La lucha por el clima carece de lucidez

Guerra en Palestina. Guerra en Ucrania. Guerra en Pakistán. Guerra en Sudán. Guerra arancelaria. Guerra ideológica. Guerra cultural. Guerra contra la ciencia, contra la prensa, unos contra otros.
Vivimos en tiempos en los que parece que el conflicto ha dejado de ser extraordinario, se ha convertido en cepillarse los dientes, se ha convertido en rutina, se ha convertido en lenguaje. Está en todas partes: en las plataformas, en los algoritmos, en las conversaciones de las cafeterías. Siempre hay un enemigo, una batalla que ganar. ¿Pero quién está ganando? No lo sé, pero ciertamente no es el planeta.
Por cierto, ¿todavía se habla del cambio climático? Parece como si hubiéramos olvidado al mayor adversario del siglo XXI (o me atrevo a decir, de la historia de la humanidad). El tema ha estado prácticamente ausente en estas elecciones legislativas y en el escenario internacional ha sido sistemáticamente marginado. Se ha convertido en una guerra latente, amortiguada por el clamor de conflictos que gritan más fuerte, más rápido, más ahora y que, de hecho, exigen una respuesta inmediata.
Quien parece querer devolver el tema a la conciencia colectiva portuguesa es Climáximo. Con acciones ya previstas para junio en el aeropuerto de Lisboa, el reciente atentado a Rui Rocha e incluso el intento de perturbar la noche electoral de AD, el colectivo da señales de estar de vuelta, dispuesto a gritar donde todos susurran. Pero hay gritos que por la forma como surgen no son más que ruido intempestivo.
Imagínese esa mosca ruidosa, lanzándose obstinadamente contra la ventana. Pese a no poder avanzar por esa vía, sigue insistiendo, cada vez más irritante, cada vez más ineficaz. Así es como a menudo se muestran los activistas de Climáximo: atrapados en una obstinación ciega, sin explorar alternativas. Hay una línea muy fina entre perturbar para despertar y perturbar por el mero hecho de perturbar. Y la segunda parece ser su opción estratégica, a juzgar por el reciente e incomprensible llamado a la abstención en las elecciones legislativas.
En un momento en que la extrema derecha está creciendo y el discurso anticientífico asociado está ganando terreno, sugerir que la gente no vote no sólo es extremadamente infantil, sino que es un suicidio. La democracia no es un lujo desechable: puede crujir, a veces doler e incluso fallar, pero es nuestra única arma de largo alcance para rediseñar las prioridades y corregir el rumbo. No votar, o poner a todas las fuerzas políticas al mismo nivel, es abdicar de toda influencia real y ofrecer la victoria en bandeja de plata a quienes prosperan por inercia. En un país cansado, donde el neofascismo se prepara para conseguir un importante escaño en el Parlamento, seguir pidiendo que se retire el voto de las urnas no es resistencia, es una rendición anticipada. Climax parece confundir cavar trincheras de batalla con cavar la tumba de su propia causa.

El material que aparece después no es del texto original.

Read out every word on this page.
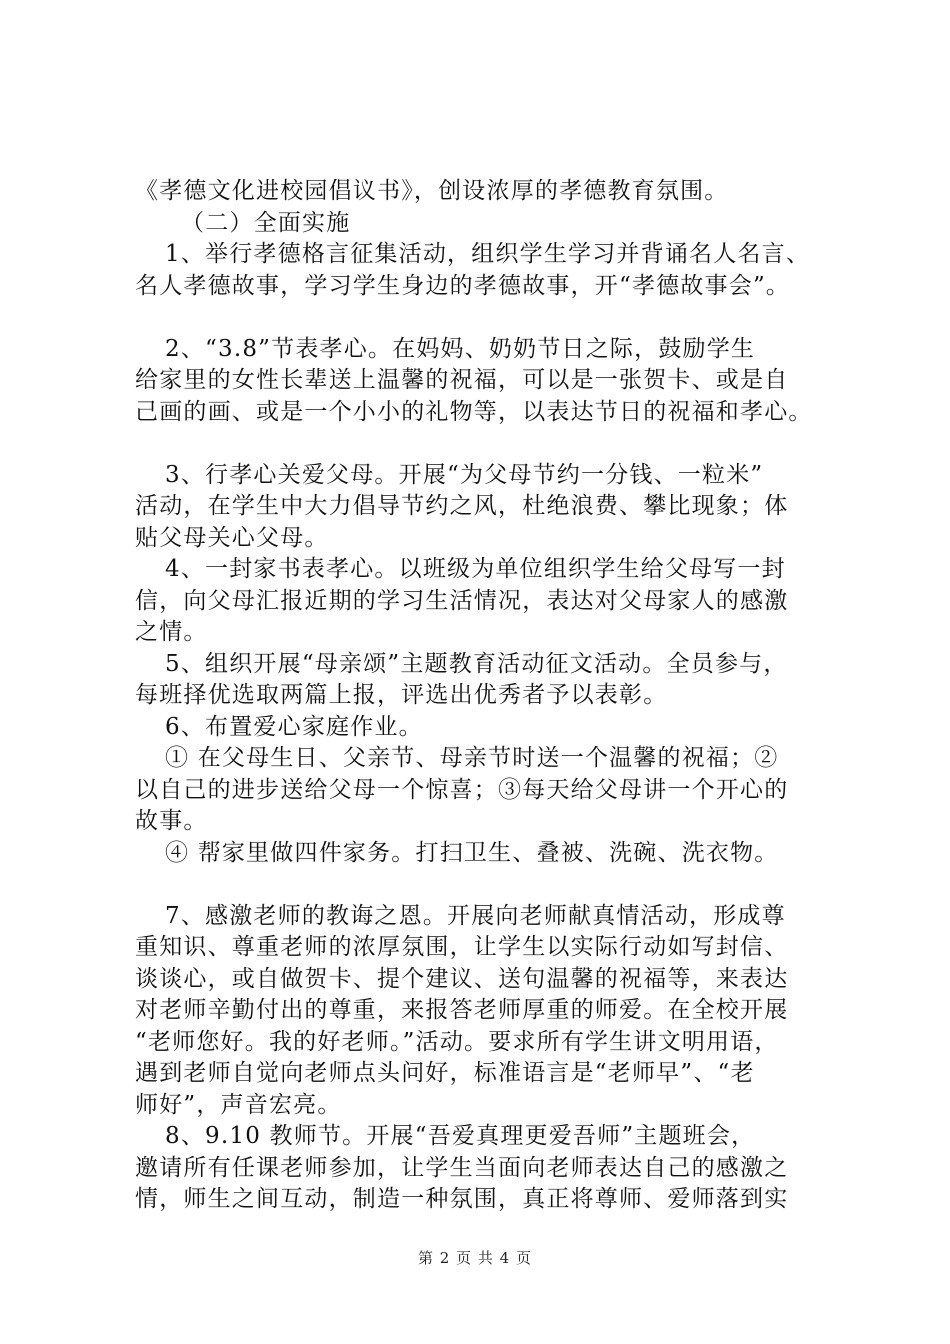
《孝德文化进校园倡议书》，创设浓厚的孝德教育氛围。
（二）全面实施
1、举行孝德格言征集活动，组织学生学习并背诵名人名言、
名人孝德故事，学习学生身边的孝德故事，开“孝德故事会”。
2、“3.8”节表孝心。在妈妈、奶奶节日之际，鼓励学生
给家里的女性长辈送上温馨的祝福，可以是一张贺卡、或是自
己画的画、或是一个小小的礼物等，以表达节日的祝福和孝心。
3、行孝心关爱父母。开展“为父母节约一分钱、一粒米”
活动，在学生中大力倡导节约之风，杜绝浪费、攀比现象；体
贴父母关心父母。
4、一封家书表孝心。以班级为单位组织学生给父母写一封
信，向父母汇报近期的学习生活情况，表达对父母家人的感激
之情。
5、组织开展“母亲颂”主题教育活动征文活动。全员参与，
每班择优选取两篇上报，评选出优秀者予以表彰。
6、布置爱心家庭作业。
① 在父母生日、父亲节、母亲节时送一个温馨的祝福；②
以自己的进步送给父母一个惊喜；③每天给父母讲一个开心的
故事。
④ 帮家里做四件家务。打扫卫生、叠被、洗碗、洗衣物。
7、感激老师的教诲之恩。开展向老师献真情活动，形成尊
重知识、尊重老师的浓厚氛围，让学生以实际行动如写封信、
谈谈心，或自做贺卡、提个建议、送句温馨的祝福等，来表达
对老师辛勤付出的尊重，来报答老师厚重的师爱。在全校开展
“老师您好。我的好老师。”活动。要求所有学生讲文明用语，
遇到老师自觉向老师点头问好，标准语言是“老师早”、“老
师好”，声音宏亮。
8、9.10 教师节。开展“吾爱真理更爱吾师”主题班会，
邀请所有任课老师参加，让学生当面向老师表达自己的感激之
情，师生之间互动，制造一种氛围，真正将尊师、爱师落到实
第 2 页 共 4 页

Hoy no necesitamos Climáximo. No necesitamos más enojo, ya hemos tenido suficiente. La irritación irrita, no moviliza, margina. Lo que necesitamos es una voz seria, un activismo de puentes, que hable para unir, con lucidez y sentido.
Es urgente demostrar que el colapso ambiental no se detiene mientras resolvemos otras crisis, pero tenemos que hacerlo sin alienar y sin sermonear desde arriba. En lugar de hablar en contra, necesitamos hablar con – involucrarnos en las luchas más tangibles de la gente: la salud, la vivienda, el costo de vida – y demostrar que en última instancia todo depende de un suelo saludable y estable.
Se avecinan tiempos extraños, si no estamos ya inmersos en ellos. La inestabilidad parece reinar y la situación internacional actual está perpetuamente al borde de cualquier cosa. Y en este escenario, hablar de la crisis climática no puede sonar como un capricho o un tema de nicho. Tiene que estar vinculado con lo que realmente mueve la vida ahora. Hazlo presente sin ser opresivo, urgente sin ser histérico, concreto sin ser simplista.